NIMBES, Fauves éditions, août 2018
Ce jour-là, j’étais en quête d’une sensibilité, qu’elle
soit rare ou fausse, je voulais voir sa face et l’apercevoir
au sens cru de son success story, afin de pouvoir me
rendre compte de ses degrés de performance. Dans une
société en perdition et en proie à des images, j’ai eu
l’idée de m’introduire au milieu d’individus suspects.

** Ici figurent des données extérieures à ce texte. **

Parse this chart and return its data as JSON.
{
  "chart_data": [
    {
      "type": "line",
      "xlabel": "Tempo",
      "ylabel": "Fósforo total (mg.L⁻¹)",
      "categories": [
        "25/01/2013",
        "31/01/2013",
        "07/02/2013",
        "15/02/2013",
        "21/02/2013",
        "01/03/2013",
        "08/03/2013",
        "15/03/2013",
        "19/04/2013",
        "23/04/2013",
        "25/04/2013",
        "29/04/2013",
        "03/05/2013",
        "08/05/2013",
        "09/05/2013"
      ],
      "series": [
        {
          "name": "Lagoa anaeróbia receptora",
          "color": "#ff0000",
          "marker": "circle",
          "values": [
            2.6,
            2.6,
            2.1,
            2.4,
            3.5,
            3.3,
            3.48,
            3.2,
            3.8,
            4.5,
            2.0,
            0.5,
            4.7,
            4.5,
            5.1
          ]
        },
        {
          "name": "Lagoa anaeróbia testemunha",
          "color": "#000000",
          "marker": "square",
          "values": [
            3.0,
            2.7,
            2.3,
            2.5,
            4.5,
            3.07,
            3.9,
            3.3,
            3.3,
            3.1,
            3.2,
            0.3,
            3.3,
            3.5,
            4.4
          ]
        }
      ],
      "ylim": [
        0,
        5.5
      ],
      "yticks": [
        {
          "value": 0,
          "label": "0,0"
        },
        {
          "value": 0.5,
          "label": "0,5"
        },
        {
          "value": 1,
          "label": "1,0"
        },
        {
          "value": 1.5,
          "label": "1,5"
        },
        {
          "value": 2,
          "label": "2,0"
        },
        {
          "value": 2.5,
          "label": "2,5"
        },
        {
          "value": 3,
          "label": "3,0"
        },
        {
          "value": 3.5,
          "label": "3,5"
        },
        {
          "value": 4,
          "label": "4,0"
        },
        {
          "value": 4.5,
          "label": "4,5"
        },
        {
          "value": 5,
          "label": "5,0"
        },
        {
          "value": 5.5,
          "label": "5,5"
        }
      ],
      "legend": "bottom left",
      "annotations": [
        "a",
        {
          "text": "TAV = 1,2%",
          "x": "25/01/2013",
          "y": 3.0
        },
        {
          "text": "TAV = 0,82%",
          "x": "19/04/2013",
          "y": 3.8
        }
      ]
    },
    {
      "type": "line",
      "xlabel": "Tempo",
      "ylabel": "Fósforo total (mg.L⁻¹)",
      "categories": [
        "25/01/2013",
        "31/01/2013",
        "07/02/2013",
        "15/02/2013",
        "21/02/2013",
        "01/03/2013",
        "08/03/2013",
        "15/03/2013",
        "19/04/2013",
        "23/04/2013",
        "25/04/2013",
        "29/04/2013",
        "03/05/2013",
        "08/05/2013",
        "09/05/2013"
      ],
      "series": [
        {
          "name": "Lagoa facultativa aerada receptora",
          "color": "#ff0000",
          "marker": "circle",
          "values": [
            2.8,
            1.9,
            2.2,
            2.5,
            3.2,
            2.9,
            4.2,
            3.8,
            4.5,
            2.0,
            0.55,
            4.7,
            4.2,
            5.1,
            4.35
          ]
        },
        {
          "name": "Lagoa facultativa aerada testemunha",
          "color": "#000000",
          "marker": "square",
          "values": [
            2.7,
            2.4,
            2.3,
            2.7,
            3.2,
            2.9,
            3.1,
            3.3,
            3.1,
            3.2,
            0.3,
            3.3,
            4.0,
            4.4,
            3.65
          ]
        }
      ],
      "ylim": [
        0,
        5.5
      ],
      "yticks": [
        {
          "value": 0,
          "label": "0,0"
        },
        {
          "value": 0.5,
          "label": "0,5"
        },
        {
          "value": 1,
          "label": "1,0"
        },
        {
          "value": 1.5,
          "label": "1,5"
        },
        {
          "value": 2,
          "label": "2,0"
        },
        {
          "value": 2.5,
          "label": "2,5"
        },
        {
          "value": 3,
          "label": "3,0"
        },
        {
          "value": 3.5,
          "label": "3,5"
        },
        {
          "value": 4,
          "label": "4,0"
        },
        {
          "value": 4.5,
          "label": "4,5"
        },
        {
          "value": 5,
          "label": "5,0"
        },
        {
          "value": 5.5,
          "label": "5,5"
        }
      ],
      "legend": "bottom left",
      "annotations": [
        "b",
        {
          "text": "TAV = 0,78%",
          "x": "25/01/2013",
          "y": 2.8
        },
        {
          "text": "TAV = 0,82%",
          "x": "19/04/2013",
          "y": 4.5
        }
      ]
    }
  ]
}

Je cherchais à capter le monde en vogue où chacun se
construit une vie au strict sens d’une vie marchande.
[…]
La démarche sereine, je regardais les
publicités et les affiches, celles qui m’accompagnaient
dans mon chemin. Mon regard se trouvait surveillé.
Une domination à laquelle je ne pouvais échapper.
Arrivée à l’arrêt d’un automate qui sortait une
fumée épaisse, j’ai décidé de me rendre à la Maison Vedette.
Il faudrait que je traverse des nuages transparents,
juxtaposés, pour joindre la queue des gens en quête
d’un cadeau express. La Maison Vedette est assurément,
un nouveau concept de la modernité pour avancer à
l’heure du chronomètre, afin d’être rentable et performant.
Nous recevions en échange un don en papier
que seule cette Maison avait vocation d’en procurer.
Tous à la perfection, attendaient le moment
de leur « devenir » ; ils étaient très aimables et tout
souriants, emplis d’ un trait de béatitude qui les rendaient
par essence, des compétitifs. Un papier à la main, tout
est express ici. Une voix-off nous guidait.
— Un billet de train pour une romance express, –
j’entends la voix d’une dame — pour voir Trieste, comme
dans les romans de Svevo et de Joyce […]
Et tout se réalisait comme par une puissance évocatrice,
alors que la réceptionniste, de prénom Grégoria,
prononçait le mot « Meta-vœu ».
Grégoria a les cheveux délavés blonds, et elle porte des bagues dans
tous les doigts de ses mains. Ces bagues ont des
figures d’animaux et d’insectes, une variété qui se déploie
dans ses doigts bougeant de la vitesse d’un feu que
l’on allume. Parfois, je vois onze bagues alors qu’elle
a dix doigts… Un papillon qui brille sur son
bracelet en nickel flamboyant, la rend attrayante au regard
de tous les performants.
Grégoria est une faiseuse de vœux. Ses yeux, d’un bleu
pâle et jaune à la fois, deviennent parfois rouges lorsqu’elle
elle prononce le souhait à haute voix : « Méta-vœu ».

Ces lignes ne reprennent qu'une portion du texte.